Ion channels are pore-forming membrane proteins that allow ions to pass through the channel pore. Their functions include establishing a resting membrane potential, shaping action potentials and other electrical signals by gating the flow of ions across the cell membrane, controlling the flow of ions across secretory and epithelial cells, and regulating cell volume. Ion channels are present in the membranes of all excitable cells. Ion channels are one of the two classes of ionophoric proteins, the other being ion transporters.

The study of ion channels often involves biophysics, electrophysiology, and pharmacology, while using techniques including voltage clamp, patch clamp, immunohistochemistry, X-ray crystallography, fluoroscopy, and RT-PCR. Their classification as molecules is referred to as channelomics.

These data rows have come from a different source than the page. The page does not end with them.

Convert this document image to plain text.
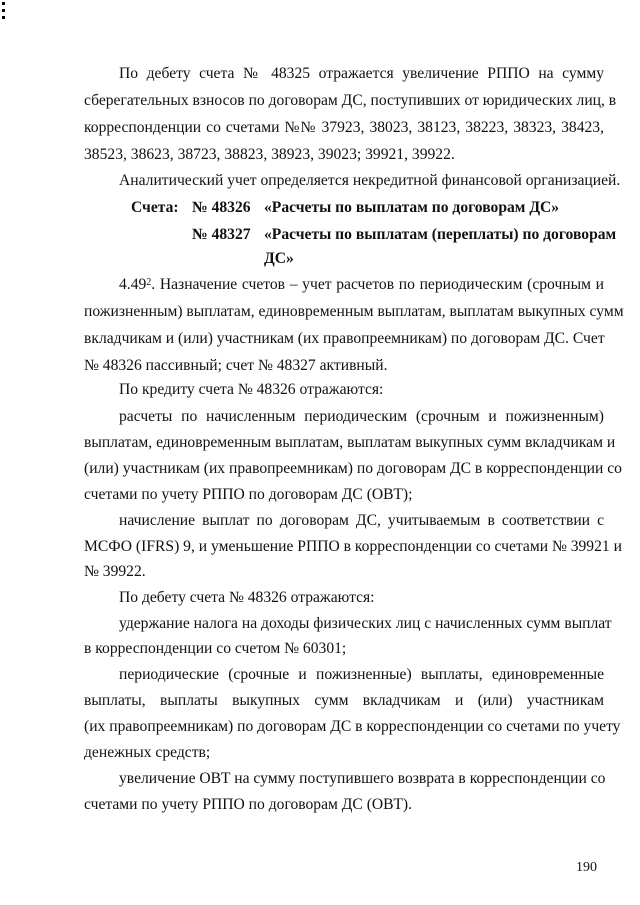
По дебету счета № 48325 отражается увеличение РППО на сумму
сберегательных взносов по договорам ДС, поступивших от юридических лиц, в
корреспонденции со счетами №№ 37923, 38023, 38123, 38223, 38323, 38423,
38523, 38623, 38723, 38823, 38923, 39023; 39921, 39922.
Аналитический учет определяется некредитной финансовой организацией.
Счета: № 48326 «Расчеты по выплатам по договорам ДС»
№ 48327 «Расчеты по выплатам (переплаты) по договорам
ДС»
4.49$^2$. Назначение счетов – учет расчетов по периодическим (срочным и
пожизненным) выплатам, единовременным выплатам, выплатам выкупных сумм
вкладчикам и (или) участникам (их правопреемникам) по договорам ДС. Счет
№ 48326 пассивный; счет № 48327 активный.
По кредиту счета № 48326 отражаются:
расчеты по начисленным периодическим (срочным и пожизненным)
выплатам, единовременным выплатам, выплатам выкупных сумм вкладчикам и
(или) участникам (их правопреемникам) по договорам ДС в корреспонденции со
счетами по учету РППО по договорам ДС (ОВТ);
начисление выплат по договорам ДС, учитываемым в соответствии с
МСФО (IFRS) 9, и уменьшение РППО в корреспонденции со счетами № 39921 и
№ 39922.
По дебету счета № 48326 отражаются:
удержание налога на доходы физических лиц с начисленных сумм выплат
в корреспонденции со счетом № 60301;
периодические (срочные и пожизненные) выплаты, единовременные
выплаты, выплаты выкупных сумм вкладчикам и (или) участникам
(их правопреемникам) по договорам ДС в корреспонденции со счетами по учету
денежных средств;
увеличение ОВТ на сумму поступившего возврата в корреспонденции со
счетами по учету РППО по договорам ДС (ОВТ).
190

Our particular study is on ion channel disturbances of cell voltage and vitality control in neurological, immunological, and chronic diseases.  Voltage-gated ion channels are a class of transmembrane proteins that form ion channels that are activated by changes in the electrical membrane potential near the channel. The membrane potential alters the conformation of the channel proteins, regulating their opening and closing. Cell membranes are generally impermeable to ions, thus they must diffuse through the membrane through transmembrane protein channels. They have a crucial role in excitable cells such as neuronal and muscle tissues, allowing a rapid and co-ordinated depolarization in response to triggering voltage change. Found along the axon and at the synapse, voltage-gated ion channels directionally propagate electrical signals. Voltage-gated ion-channels are usually ion-specific, and channels specific to sodium (Na+), potassium (K+), calcium (Ca2+), and chloride (Cl) ions have been identified. The opening and closing of the channels are triggered by changing ion concentration, and hence charge gradient, between the sides of the cell membrane

The direct targets of extremely low and microwave frequency range electromagnetic fields (EMFs) in producing non-thermal effects have not been clearly established. The voltage-gated properties of these channels provide biophysical evidence of mechanisms for EMF pathophysiologic effects. A substantially supported set of targets, VGCCs, whose stimulation produces non-thermal EMF responses by humans/higher animals with downstream effects involving Ca2+/calmodulin-dependent nitric oxide increases, explain both therapeutic and pathophysiological effects. The key scientific findings that explains the human reaction to EMF radiation on so many levels is Dr Martin Pall's discovery of the mechanism (the cause which has the effect) of the Voltage Gated Calcium channel which, when activated by EMF frequencies has a negative impact on cellular health. Here we look at these findings and the link to other clinical studies and show what we need to do in response to this danger posed by modern life. Remember that Dr Ollie Johansson states that EMF levels are 1 quintillion times higher than they were in the days before mobile. That's a lot of radiofrequency being absorbed and here you can see how it's affecting us.

Channelopathies are diseases caused by disturbed function of ion channel subunits or the proteins that regulate them. These diseases may be either congenital (often resulting from a mutation or mutations in the encoding genes) or acquired[3] (often resulting from autoimmune attack on an ion channel).